This is the latest in an ongoing series about historic places in Southborough. The information all comes from a survey of historic properties done in 2000. To see other posts in the series, click here.
We tend to think of the Town House now as being all business. You go there to pay your water bill, or to register to vote, or (if you’re like me) to attend any number of town committee and board meetings. But it didn’t always used to be that way.
The Town House was built in 1870. It replaced a smaller wood-framed town hall built in 1840 after that building was destroyed by a fire in 1869. Southborough benefactor Joseph Burnett made a large donation to the building fund and hand-picked acclaimed Framingham architect Alexander Esty to design it. Esty had designed neighboring St. Mark’s Church several years earlier.
When it opened in the spring of 1870, the Town House had all the modern conveniences, including gas lights and indoor plumbing. The main meeting hall occupied to upper floor, while the lower floor was divided into several spaces including a smaller hall, Selectmen’s room, and the Fay Library.
The large upper hall was the site of town meetings, which you might expect, but it also hosted social gatherings and theatrical performances. It was rented out for concerts, lectures, exhibitions, parties, and the occasional ball. Balls brought in the most revenue for the town. They rented the space for $20 per evening from 8:00 pm to 1:00 am, and then $5 per hour after that.
The smaller hall on the first floor was similarly rented out for parties, lectures, exhibits, and a dancing school. It was also used by the Southborough Farmers’ Club.
The building had a piano, and in the early 1920s, the Farmers’ Club sponsored silent movies in the upper hall with local musicians accompanying the movie on the piano.
In 1892 President Grover Cleveland gave a torchlight speech in front of the Town House during his reelection campaign.

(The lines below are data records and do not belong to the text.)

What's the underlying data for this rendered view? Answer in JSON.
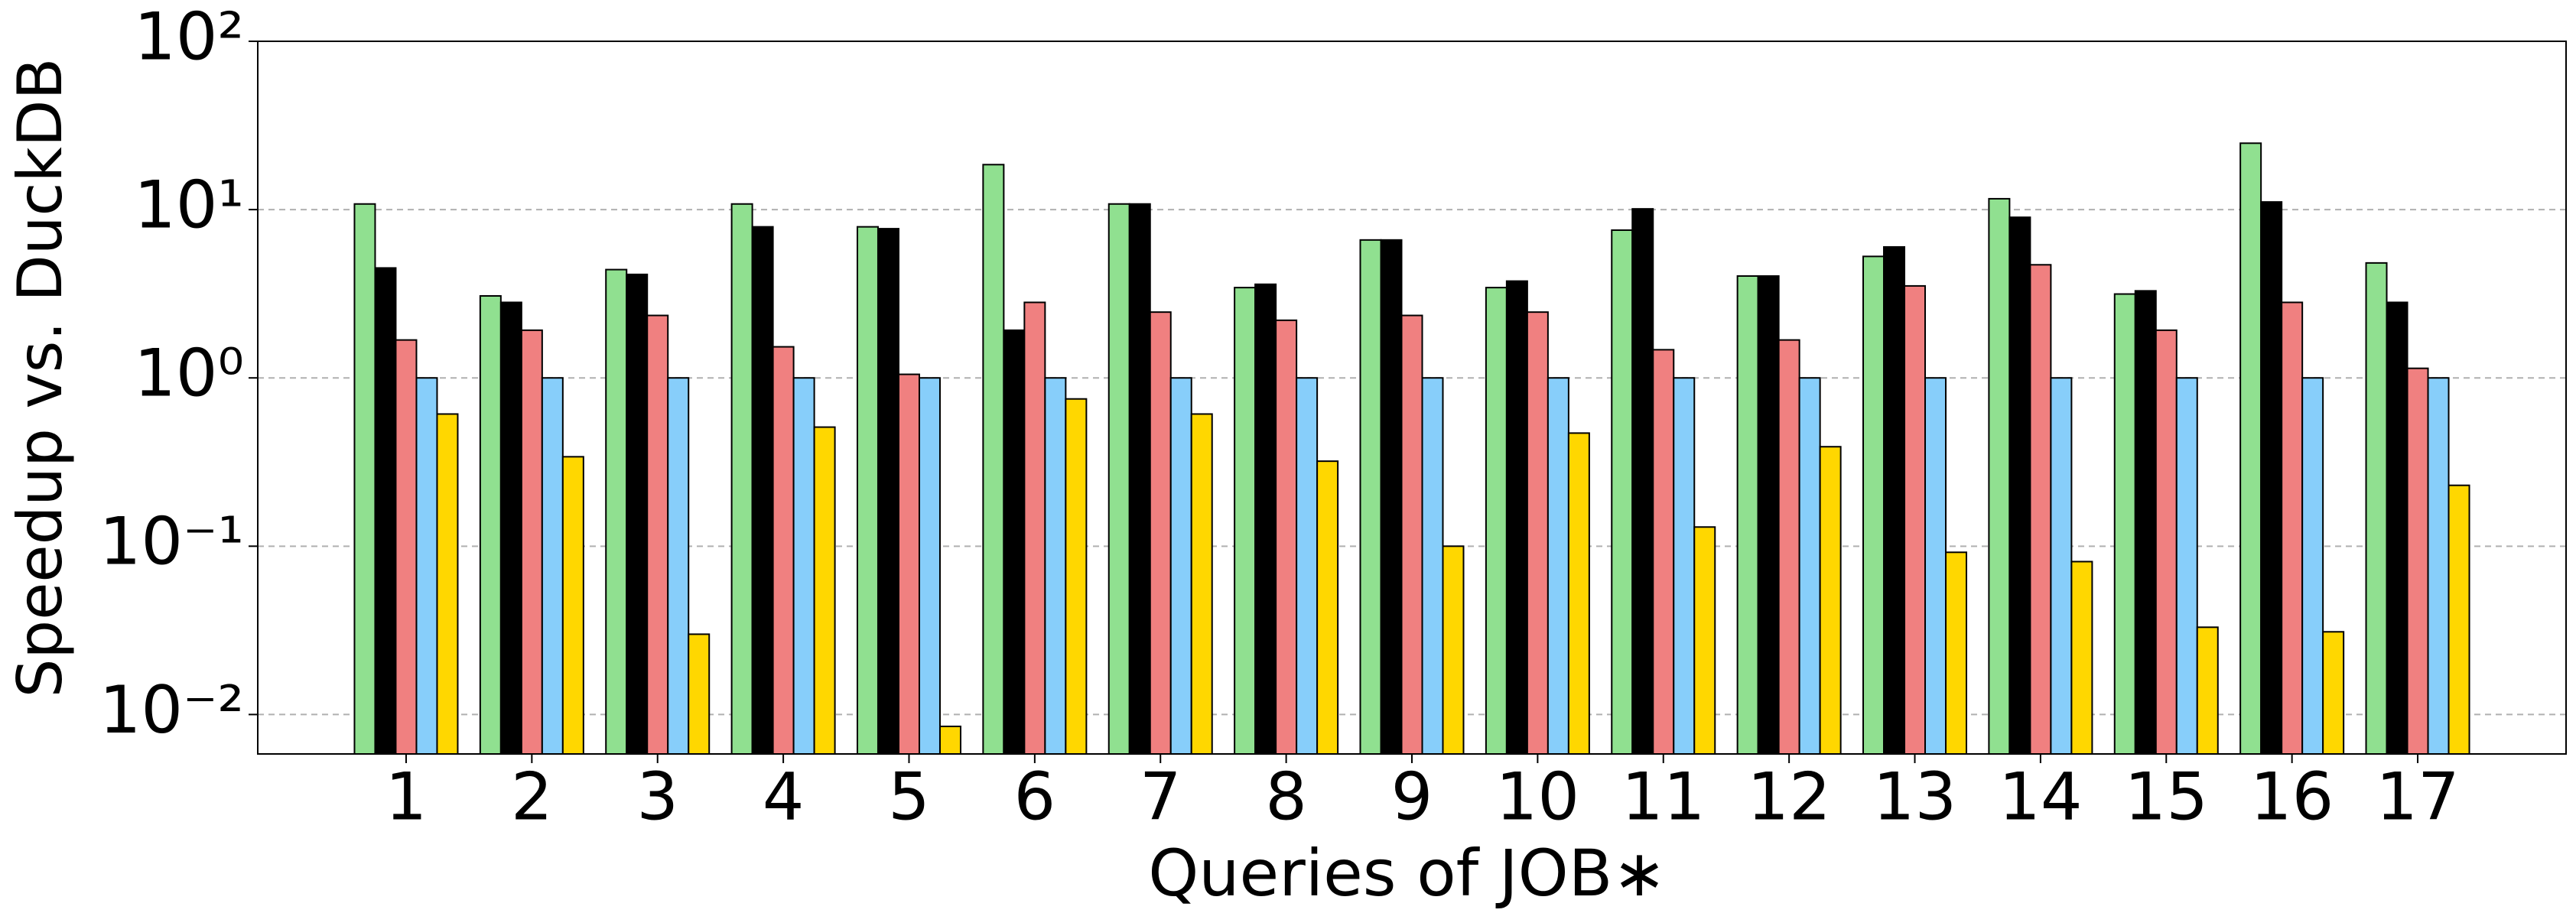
{
  "chart_data": {
    "type": "bar",
    "log_scale": true,
    "grid": true,
    "x_label": "Queries of JOB∗",
    "y_label": "Speedup vs. DuckDB",
    "categories": [
      "1",
      "2",
      "3",
      "4",
      "5",
      "6",
      "7",
      "8",
      "9",
      "10",
      "11",
      "12",
      "13",
      "14",
      "15",
      "16",
      "17"
    ],
    "series": [
      {
        "color": "#90e090",
        "values": [
          10.8,
          3.07,
          4.4,
          10.8,
          7.9,
          18.5,
          10.8,
          3.44,
          6.6,
          3.44,
          7.55,
          4.03,
          5.27,
          11.6,
          3.15,
          24.8,
          4.82
        ]
      },
      {
        "color": "#000000",
        "values": [
          4.5,
          2.81,
          4.12,
          7.9,
          7.7,
          1.92,
          10.8,
          3.6,
          6.6,
          3.76,
          10.1,
          4.03,
          6.0,
          9.0,
          3.29,
          11.1,
          2.81
        ]
      },
      {
        "color": "#f08080",
        "values": [
          1.68,
          1.92,
          2.35,
          1.53,
          1.05,
          2.81,
          2.46,
          2.2,
          2.35,
          2.46,
          1.47,
          1.68,
          3.52,
          4.7,
          1.92,
          2.81,
          1.14
        ]
      },
      {
        "color": "#87cefa",
        "values": [
          1,
          1,
          1,
          1,
          1,
          1,
          1,
          1,
          1,
          1,
          1,
          1,
          1,
          1,
          1,
          1,
          1
        ]
      },
      {
        "color": "#ffd700",
        "values": [
          0.61,
          0.34,
          0.03,
          0.51,
          0.0085,
          0.75,
          0.61,
          0.32,
          0.1,
          0.47,
          0.13,
          0.39,
          0.092,
          0.081,
          0.033,
          0.031,
          0.23
        ]
      }
    ],
    "ylim": [
      0.00583,
      100
    ],
    "yticks": [
      {
        "value": 0.01,
        "label": "10⁻²"
      },
      {
        "value": 0.1,
        "label": "10⁻¹"
      },
      {
        "value": 1,
        "label": "10⁰"
      },
      {
        "value": 10,
        "label": "10¹"
      },
      {
        "value": 100,
        "label": "10²"
      }
    ]
  }
}
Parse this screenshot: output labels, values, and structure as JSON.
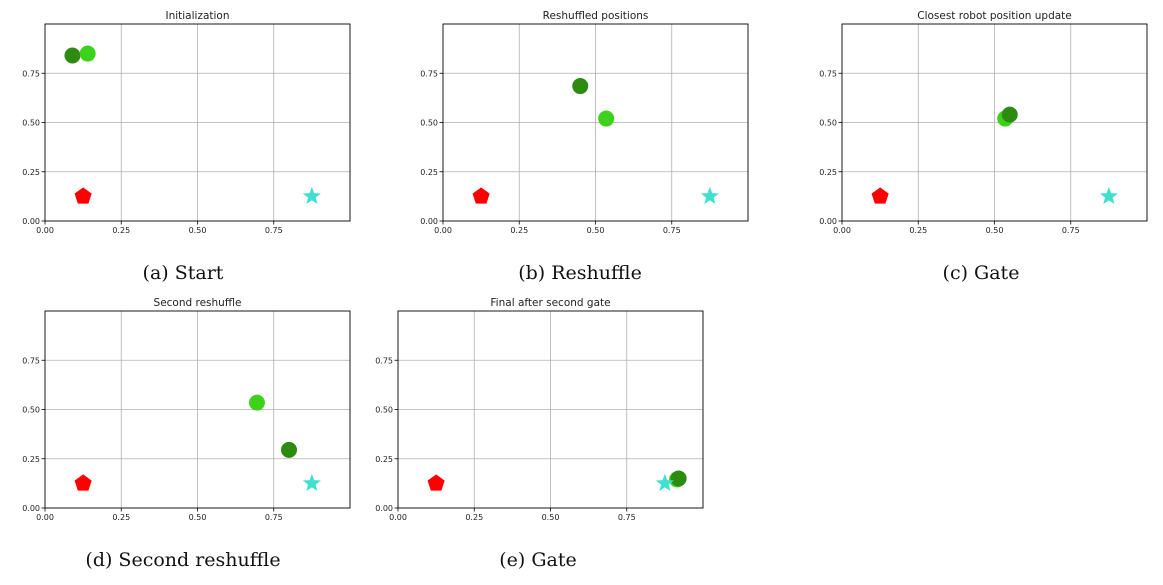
{
  "colors": {
    "dark_robot": "#2e8b12",
    "light_robot": "#3ed11c",
    "start_marker": "#ff0000",
    "goal_marker": "#40e0d0"
  },
  "chart_data": [
    {
      "type": "scatter",
      "title": "Initialization",
      "caption": "(a) Start",
      "xlim": [
        0,
        1
      ],
      "ylim": [
        0,
        1
      ],
      "xticks": [
        "0.00",
        "0.25",
        "0.50",
        "0.75"
      ],
      "yticks": [
        "0.00",
        "0.25",
        "0.50",
        "0.75"
      ],
      "grid": true,
      "points": [
        {
          "name": "robot-dark",
          "x": 0.09,
          "y": 0.84,
          "marker": "circle",
          "color": "#2e8b12"
        },
        {
          "name": "robot-light",
          "x": 0.14,
          "y": 0.85,
          "marker": "circle",
          "color": "#3ed11c"
        },
        {
          "name": "start",
          "x": 0.125,
          "y": 0.125,
          "marker": "pentagon",
          "color": "#ff0000"
        },
        {
          "name": "goal",
          "x": 0.875,
          "y": 0.125,
          "marker": "star",
          "color": "#40e0d0"
        }
      ]
    },
    {
      "type": "scatter",
      "title": "Reshuffled positions",
      "caption": "(b) Reshuffle",
      "xlim": [
        0,
        1
      ],
      "ylim": [
        0,
        1
      ],
      "xticks": [
        "0.00",
        "0.25",
        "0.50",
        "0.75"
      ],
      "yticks": [
        "0.00",
        "0.25",
        "0.50",
        "0.75"
      ],
      "grid": true,
      "points": [
        {
          "name": "robot-dark",
          "x": 0.45,
          "y": 0.685,
          "marker": "circle",
          "color": "#2e8b12"
        },
        {
          "name": "robot-light",
          "x": 0.535,
          "y": 0.52,
          "marker": "circle",
          "color": "#3ed11c"
        },
        {
          "name": "start",
          "x": 0.125,
          "y": 0.125,
          "marker": "pentagon",
          "color": "#ff0000"
        },
        {
          "name": "goal",
          "x": 0.875,
          "y": 0.125,
          "marker": "star",
          "color": "#40e0d0"
        }
      ]
    },
    {
      "type": "scatter",
      "title": "Closest robot position update",
      "caption": "(c) Gate",
      "xlim": [
        0,
        1
      ],
      "ylim": [
        0,
        1
      ],
      "xticks": [
        "0.00",
        "0.25",
        "0.50",
        "0.75"
      ],
      "yticks": [
        "0.00",
        "0.25",
        "0.50",
        "0.75"
      ],
      "grid": true,
      "points": [
        {
          "name": "robot-light",
          "x": 0.535,
          "y": 0.52,
          "marker": "circle",
          "color": "#3ed11c"
        },
        {
          "name": "robot-dark",
          "x": 0.55,
          "y": 0.54,
          "marker": "circle",
          "color": "#2e8b12"
        },
        {
          "name": "start",
          "x": 0.125,
          "y": 0.125,
          "marker": "pentagon",
          "color": "#ff0000"
        },
        {
          "name": "goal",
          "x": 0.875,
          "y": 0.125,
          "marker": "star",
          "color": "#40e0d0"
        }
      ]
    },
    {
      "type": "scatter",
      "title": "Second reshuffle",
      "caption": "(d) Second reshuffle",
      "xlim": [
        0,
        1
      ],
      "ylim": [
        0,
        1
      ],
      "xticks": [
        "0.00",
        "0.25",
        "0.50",
        "0.75"
      ],
      "yticks": [
        "0.00",
        "0.25",
        "0.50",
        "0.75"
      ],
      "grid": true,
      "points": [
        {
          "name": "robot-light",
          "x": 0.695,
          "y": 0.535,
          "marker": "circle",
          "color": "#3ed11c"
        },
        {
          "name": "robot-dark",
          "x": 0.8,
          "y": 0.295,
          "marker": "circle",
          "color": "#2e8b12"
        },
        {
          "name": "start",
          "x": 0.125,
          "y": 0.125,
          "marker": "pentagon",
          "color": "#ff0000"
        },
        {
          "name": "goal",
          "x": 0.875,
          "y": 0.125,
          "marker": "star",
          "color": "#40e0d0"
        }
      ]
    },
    {
      "type": "scatter",
      "title": "Final after second gate",
      "caption": "(e) Gate",
      "xlim": [
        0,
        1
      ],
      "ylim": [
        0,
        1
      ],
      "xticks": [
        "0.00",
        "0.25",
        "0.50",
        "0.75"
      ],
      "yticks": [
        "0.00",
        "0.25",
        "0.50",
        "0.75"
      ],
      "grid": true,
      "points": [
        {
          "name": "robot-light",
          "x": 0.915,
          "y": 0.145,
          "marker": "circle",
          "color": "#3ed11c"
        },
        {
          "name": "robot-dark",
          "x": 0.92,
          "y": 0.15,
          "marker": "circle",
          "color": "#2e8b12"
        },
        {
          "name": "start",
          "x": 0.125,
          "y": 0.125,
          "marker": "pentagon",
          "color": "#ff0000"
        },
        {
          "name": "goal",
          "x": 0.875,
          "y": 0.125,
          "marker": "star",
          "color": "#40e0d0"
        }
      ]
    }
  ]
}
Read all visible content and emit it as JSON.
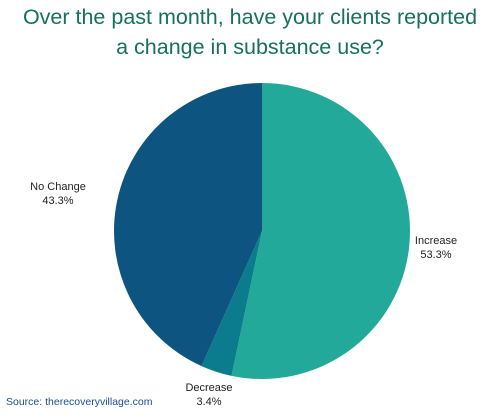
{
  "title_lines": [
    "Over the past month, have your clients reported",
    "a change in substance use?"
  ],
  "source": "Source: therecoveryvillage.com",
  "chart_data": {
    "type": "pie",
    "title": "Over the past month, have your clients reported a change in substance use?",
    "slices": [
      {
        "label": "Increase",
        "value": 53.3,
        "display": "53.3%",
        "color": "#22a99a"
      },
      {
        "label": "Decrease",
        "value": 3.4,
        "display": "3.4%",
        "color": "#0b7c8e"
      },
      {
        "label": "No Change",
        "value": 43.3,
        "display": "43.3%",
        "color": "#0d5580"
      }
    ],
    "start": "12 o'clock",
    "direction": "clockwise"
  }
}
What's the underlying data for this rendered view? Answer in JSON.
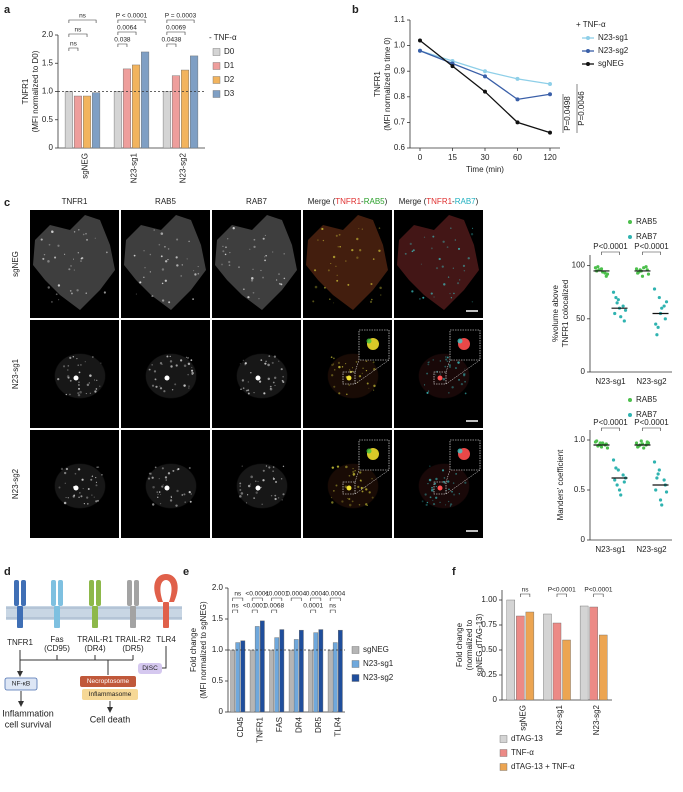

Over the course of the twentieth century, the Town House was gradually subdivided into the municipal office space we know today, and the social nexus of the town migrated east to the Community House.
I’m not sure when exactly the Town House adopted the configuration it has today, but I’ve heard that some longtime residents remember a time when the upper hall was used as a gym for basketball and other sports. There’s no mention of that in the historic survey. Anyone remember those days?
A couple of notes about the Town House and its uses and history.
There are a number of residents who remember basketball games and plays in the upper hall. They are among people I’m interviewing for an oral history to be published in 2010 by the Historical Society. I remember election nights in the middle 1970s when the votes were still counted by hand in the upper hall with electric lights strung across the hall to give enough light to see. One Democratic Primary with at least six candidates (I think when Congressman Harold Donohue decided not to run) held the workers there counting until 6 a.m., as I, a dutiful reporter for the Middlesex News, stayed with them, awaiting the results.
After the typical multi-year debate at Town Meetings, in 1978 the Town House underwent a major renovation to its present configuration with the new entrance and elevator on the parking lot side, smaller offices opened up on the first floor, and the main meeting room on the second floor (no more third floor/balcony). Town offices were moved temporarily to other building—Selectmen’s meetings, including my first one after being elected, were held in the upper Fayville Hall for several months.